RSS

Archives de Tag: correspondance amoureuse

Lettre et le néant

Mets ton empreinte

« Quand on envoie des lettres, c’est pour annoncer des mauvaises nouvelles »

Elle a dit ça comme ça, attendant sûrement que la buraliste qui lui vendait 5 timbres questionne, interroge, renchérisse… Elle était juste devant moi, je ne voyais que son dos, ses cheveux mi-longs, frisottés, ses épaules basses un peu penchées vers l’avant. Elle a payé, relevé la tête et a marqué un temps. Elle attendait toujours, sûrement… Mais la buraliste n’a pas cillé, pas répliqué, elle a juste encaissé et levé son regard sur le client suivant, la cliente suivante, moi.

La dame a pris ses timbres, les a fourrés dans son portefeuille et marqué un nouveau temps. Elle attendait toujours, sûrement…

Moi, j’ai attendu qu’elle se retourne pour sortir de la queue, j’avais envie de voir ses yeux, de lire son visage, croiser son expression.

Moi, j’attendais une ouverture, une occasion…

J’avais envie de lui dire que cette phrase « quand on envoie des lettres, c’est pour des mauvaises nouvelles » était la phrase la plus triste que j’aie entendue ces jours.

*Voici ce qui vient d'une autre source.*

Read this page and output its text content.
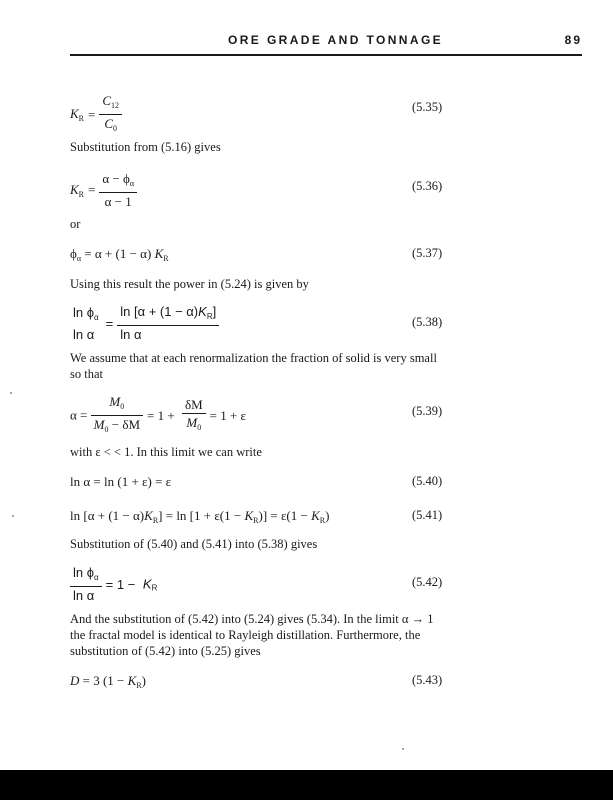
ORE GRADE AND TONNAGE	89
$K_R = \frac{C_{12}}{C_0}$	(5.35)
Substitution from (5.16) gives
$K_R = \frac{\alpha - \phi_\alpha}{\alpha - 1}$	(5.36)
or
$\phi_\alpha = \alpha + (1 - \alpha)$ $K_R$	(5.37)
Using this result the power in (5.24) is given by
$\ln \phi_\alpha$
ln α
= $\frac{\ln [\alpha + (1 - \alpha)K_R]}{\text{ln α}}$	(5.38)
We assume that at each renormalization the fraction of solid is very small so that
$\alpha = \frac{M_0}{M_0 - \delta M} = 1 + \frac{\delta M}{M_0} = 1 + \varepsilon$	(5.39)
with ε < < 1. In this limit we can write
ln α = ln (1 + ε) = ε	(5.40)
$\ln [\alpha + (1 - \alpha)K_R] = \ln [1 + \varepsilon(1 - K_R)] = \varepsilon(1 - K_R)$	(5.41)
Substitution of (5.40) and (5.41) into (5.38) gives
$\frac{\ln \phi_\alpha}{\text{ln α}} = 1 - K_R$	(5.42)
And the substitution of (5.42) into (5.24) gives (5.34). In the limit α → 1 the fractal model is identical to Rayleigh distillation. Furthermore, the substitution of (5.42) into (5.25) gives
D = 3 $(1 - K_R)$	(5.43)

J’avais envie de lui parler de lettres d’amour, de correspondances enflammées… j’avais envie de lui parler de Camus et Casares ; de Mitterand et Pingeot ; de Jonathan Swift et le scriblerus club ; j’avais envie de lui opposer la beauté des lettres écrites avec le coeur, le tracé soigné pour épargner au destinataire de s’égratigner les yeux à déchiffrer, j’avais envie de lui dire comme l’écriture manuscrite est unique à chacun, comme une empreinte digitale, une signature, lui dire qu’aucune phrase, absolument aucune phrase n’est aussi percutante et émouvante que lorsqu’elle est tracée sur le papier.

Elle est passée vite, sans me regarder, sans rien regarder d’autre que ses pieds qui tapotaient le carrelage pour retrouver la sortie, pour retrouver la pluie de ce samedi de mai.

Alors je n’ai rien dit. J’ai tourné sa phrase  « quand on envoie des lettres, c’est pour des mauvaises nouvelles »  cent fois dans ma tête tandis que je remontais à travers les champs (je ne fais pas de course à pied, mais je fais mes courses à pied), j’ai pensé à cette autre phrase dont je n’ai pas retrouvé la citation exacte mais qui, en substance, disait « Écrivez vos lettres d’amour sur papier, retrouver vos mails dans une vieille malle au grenier sera bien plus compliqué ».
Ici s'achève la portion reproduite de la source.